Seeing Easter Island on foot, hiking to some of the more remote sites, is an excellent way to see the landscape and to check out subtleties that could be missed on an organized excursion. Renting a small four-wheel-drive vehicle for $45 a day is a an option for covering more ground and maybe revisiting sites pointed out by a guide or discovered on foot. Horses are also an option, but don’t expect to saddle up Traveler or Black Beauty. They’re a stubborn breed and generally unappealing to most visitors who are probably more accustomed to a better fed and disciplined steed.

Regardless of the mode of transportation, visitors will be impressed by the atmosphere of openness and congeniality. Eager to share their unique culture, the Rapa Nui assist in making it accessible through their hospitality, warmth and genuine interest in the satisfaction of their guests.

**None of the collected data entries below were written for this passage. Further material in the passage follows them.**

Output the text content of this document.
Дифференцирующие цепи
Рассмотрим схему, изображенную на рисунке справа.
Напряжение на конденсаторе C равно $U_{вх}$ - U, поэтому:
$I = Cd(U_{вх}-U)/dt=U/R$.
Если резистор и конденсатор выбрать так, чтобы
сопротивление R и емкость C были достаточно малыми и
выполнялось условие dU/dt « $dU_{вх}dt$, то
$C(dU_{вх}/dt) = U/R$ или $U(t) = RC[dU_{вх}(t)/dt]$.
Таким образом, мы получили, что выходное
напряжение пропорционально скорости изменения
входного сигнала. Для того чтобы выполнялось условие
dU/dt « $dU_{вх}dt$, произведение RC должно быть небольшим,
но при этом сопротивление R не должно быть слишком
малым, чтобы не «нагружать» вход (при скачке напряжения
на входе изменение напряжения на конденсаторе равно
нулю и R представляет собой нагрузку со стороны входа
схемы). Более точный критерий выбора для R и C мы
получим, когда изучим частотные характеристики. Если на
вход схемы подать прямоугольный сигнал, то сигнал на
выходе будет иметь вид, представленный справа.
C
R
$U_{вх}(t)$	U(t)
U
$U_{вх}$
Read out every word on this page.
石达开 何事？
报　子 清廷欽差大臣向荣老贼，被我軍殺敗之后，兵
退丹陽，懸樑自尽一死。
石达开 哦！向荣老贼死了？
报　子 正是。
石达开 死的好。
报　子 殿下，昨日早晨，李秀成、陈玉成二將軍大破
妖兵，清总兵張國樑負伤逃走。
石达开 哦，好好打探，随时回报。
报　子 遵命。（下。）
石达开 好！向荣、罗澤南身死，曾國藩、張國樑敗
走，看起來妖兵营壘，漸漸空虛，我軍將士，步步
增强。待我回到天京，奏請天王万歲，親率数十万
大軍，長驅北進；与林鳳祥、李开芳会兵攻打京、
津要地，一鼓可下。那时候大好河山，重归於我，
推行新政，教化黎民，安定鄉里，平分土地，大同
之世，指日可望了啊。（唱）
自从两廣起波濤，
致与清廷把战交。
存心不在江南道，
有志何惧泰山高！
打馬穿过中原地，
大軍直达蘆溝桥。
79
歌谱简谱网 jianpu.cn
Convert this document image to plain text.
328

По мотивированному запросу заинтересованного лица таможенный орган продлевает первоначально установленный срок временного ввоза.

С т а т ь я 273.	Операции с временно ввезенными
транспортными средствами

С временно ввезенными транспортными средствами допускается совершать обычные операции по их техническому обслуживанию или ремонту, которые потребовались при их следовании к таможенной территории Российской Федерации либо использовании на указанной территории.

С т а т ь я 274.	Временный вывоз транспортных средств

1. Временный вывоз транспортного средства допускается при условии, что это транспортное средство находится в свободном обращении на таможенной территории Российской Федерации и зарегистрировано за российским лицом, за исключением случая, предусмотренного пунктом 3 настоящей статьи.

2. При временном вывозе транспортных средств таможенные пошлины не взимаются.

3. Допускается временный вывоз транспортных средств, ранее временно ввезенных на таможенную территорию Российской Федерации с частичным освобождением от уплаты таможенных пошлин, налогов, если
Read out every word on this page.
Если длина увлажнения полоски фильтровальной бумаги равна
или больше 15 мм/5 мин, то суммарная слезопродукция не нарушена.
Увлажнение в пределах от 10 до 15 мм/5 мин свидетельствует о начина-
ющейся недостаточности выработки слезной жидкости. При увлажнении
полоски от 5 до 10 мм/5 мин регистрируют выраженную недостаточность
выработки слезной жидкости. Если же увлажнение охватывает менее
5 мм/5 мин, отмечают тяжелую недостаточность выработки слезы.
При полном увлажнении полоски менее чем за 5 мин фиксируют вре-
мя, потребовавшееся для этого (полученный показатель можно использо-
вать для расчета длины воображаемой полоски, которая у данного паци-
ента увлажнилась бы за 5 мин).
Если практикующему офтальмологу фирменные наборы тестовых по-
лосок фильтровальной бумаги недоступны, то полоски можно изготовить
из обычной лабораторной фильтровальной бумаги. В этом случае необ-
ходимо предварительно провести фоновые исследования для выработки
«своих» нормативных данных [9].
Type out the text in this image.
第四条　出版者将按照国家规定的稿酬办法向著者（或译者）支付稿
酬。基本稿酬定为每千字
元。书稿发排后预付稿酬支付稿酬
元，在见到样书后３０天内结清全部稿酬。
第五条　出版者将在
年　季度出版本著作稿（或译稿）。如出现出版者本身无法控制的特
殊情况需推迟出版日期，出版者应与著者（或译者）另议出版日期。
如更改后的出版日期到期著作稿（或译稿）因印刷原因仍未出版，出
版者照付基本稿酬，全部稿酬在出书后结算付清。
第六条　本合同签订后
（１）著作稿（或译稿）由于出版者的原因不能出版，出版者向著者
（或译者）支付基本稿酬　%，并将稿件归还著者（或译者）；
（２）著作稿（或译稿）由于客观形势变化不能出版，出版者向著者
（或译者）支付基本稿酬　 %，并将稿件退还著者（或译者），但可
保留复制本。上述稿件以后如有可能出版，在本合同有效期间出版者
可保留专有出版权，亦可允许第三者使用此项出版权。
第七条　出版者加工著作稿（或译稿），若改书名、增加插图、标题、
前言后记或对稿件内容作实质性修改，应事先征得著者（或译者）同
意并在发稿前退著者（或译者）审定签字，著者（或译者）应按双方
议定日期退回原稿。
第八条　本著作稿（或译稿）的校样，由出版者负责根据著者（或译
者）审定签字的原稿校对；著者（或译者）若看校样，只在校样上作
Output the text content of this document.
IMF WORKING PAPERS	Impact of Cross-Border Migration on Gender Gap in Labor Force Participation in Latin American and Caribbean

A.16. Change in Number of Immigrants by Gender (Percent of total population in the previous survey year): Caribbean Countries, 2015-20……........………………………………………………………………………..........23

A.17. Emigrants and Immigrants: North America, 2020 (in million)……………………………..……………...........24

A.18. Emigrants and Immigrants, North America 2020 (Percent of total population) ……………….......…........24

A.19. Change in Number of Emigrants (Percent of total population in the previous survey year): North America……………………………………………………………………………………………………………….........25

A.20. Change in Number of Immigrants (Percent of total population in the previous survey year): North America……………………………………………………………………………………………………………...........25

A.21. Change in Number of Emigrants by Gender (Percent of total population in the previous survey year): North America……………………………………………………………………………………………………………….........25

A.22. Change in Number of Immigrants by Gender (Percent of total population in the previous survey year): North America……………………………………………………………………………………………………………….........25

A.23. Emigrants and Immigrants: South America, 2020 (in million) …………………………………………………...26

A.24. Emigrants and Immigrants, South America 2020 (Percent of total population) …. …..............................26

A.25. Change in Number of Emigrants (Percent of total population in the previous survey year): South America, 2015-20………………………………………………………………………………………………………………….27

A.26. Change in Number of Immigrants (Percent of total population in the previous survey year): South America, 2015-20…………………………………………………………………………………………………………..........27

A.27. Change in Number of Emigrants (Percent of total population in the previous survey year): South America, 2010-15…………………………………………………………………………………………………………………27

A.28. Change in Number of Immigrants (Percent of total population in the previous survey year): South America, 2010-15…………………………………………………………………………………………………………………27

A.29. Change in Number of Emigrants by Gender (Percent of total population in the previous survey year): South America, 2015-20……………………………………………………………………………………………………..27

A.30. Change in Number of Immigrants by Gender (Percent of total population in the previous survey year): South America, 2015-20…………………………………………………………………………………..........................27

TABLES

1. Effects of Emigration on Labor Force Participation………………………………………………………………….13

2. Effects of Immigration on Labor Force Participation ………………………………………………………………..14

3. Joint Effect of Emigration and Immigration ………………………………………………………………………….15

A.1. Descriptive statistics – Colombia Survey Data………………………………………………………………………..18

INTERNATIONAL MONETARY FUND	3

In a world that routinely enjoys the evolution of technological concepts into reality, where ceaseless innovation is accompanied by a hubristic sophistication that no longer considers the “what ifs” but only the “whens,” it is difficult to imagine that there could exist a place considered remote. In an age when secrets of our physical world are compromised daily by an inquisitiveness that has been rewarded with medical insights, an understanding of the intricacies of our natural world and the confidence to look beyond our own planet, it is difficult to imagine that there could exist a place considered mysterious.

Easter Island is such a place. By retaining a past that defies explanation, it will always attract, entertain and mystify those who embrace the unknown as a welcome oasis from a calculating and precise world.